I chose the biological approach but honestly I would do a mixture of biological and environmental because both would be the best to understand. As I mentioned earlier my goal is to become a physician and the type of healthcare I want to provide is along the lines of preventive diseases. I think it’s important to see how different cultures/people interact with their environment but also how their environment affects each of their individual health (the biological aspect).
The differences between disease and illness are that a disease deals with how a person is biologically not healthy, showing symptoms relating to the disease (i.e. coughing, sneezing, fatigue). Whereas illness relates to the psychological effect on the individual from not feeling healthy like feeling depressed from having their leg broken or miserable from a stomach ach. It wasn’t obvious to me because I always thought disease and illness meant the same thing that it was just not being at a homeostatic level (or feeling healthy).

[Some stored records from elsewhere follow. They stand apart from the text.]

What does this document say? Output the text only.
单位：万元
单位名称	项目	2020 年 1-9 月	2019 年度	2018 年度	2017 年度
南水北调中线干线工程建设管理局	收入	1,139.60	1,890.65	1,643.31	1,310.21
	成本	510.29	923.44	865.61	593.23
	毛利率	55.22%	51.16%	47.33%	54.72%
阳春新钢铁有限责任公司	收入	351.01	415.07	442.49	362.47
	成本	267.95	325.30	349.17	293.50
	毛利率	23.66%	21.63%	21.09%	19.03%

In the article Miner is talking about the “American” culture and I didn’t figure it out until reading the article a few times. A clear example would be with that the “Nacirema culture is characterized by a highly developed market economy which has evolved in a rich natural habitat. While much of the people’s time is devoted to economic pursuits” highlights the US free market economy that we see in media i.e. the corporate CEO’s and Wall Street people constantly chasing money.
One ritual about the “holy mouth men” the Nacirema have a “pathological horror” for their health of teeth. It shows that those who have great teeth are seen as socially acceptable they are suited for significant others and to have many friends. Where those who have horrendous teeth are seen as having no friends or lovers. Another ritual would be that of the shrine rooms, its purpose is to show their social stature and their placement in the pyramid of power. The more shrine rooms a family owned the more money and prominence that family held in society.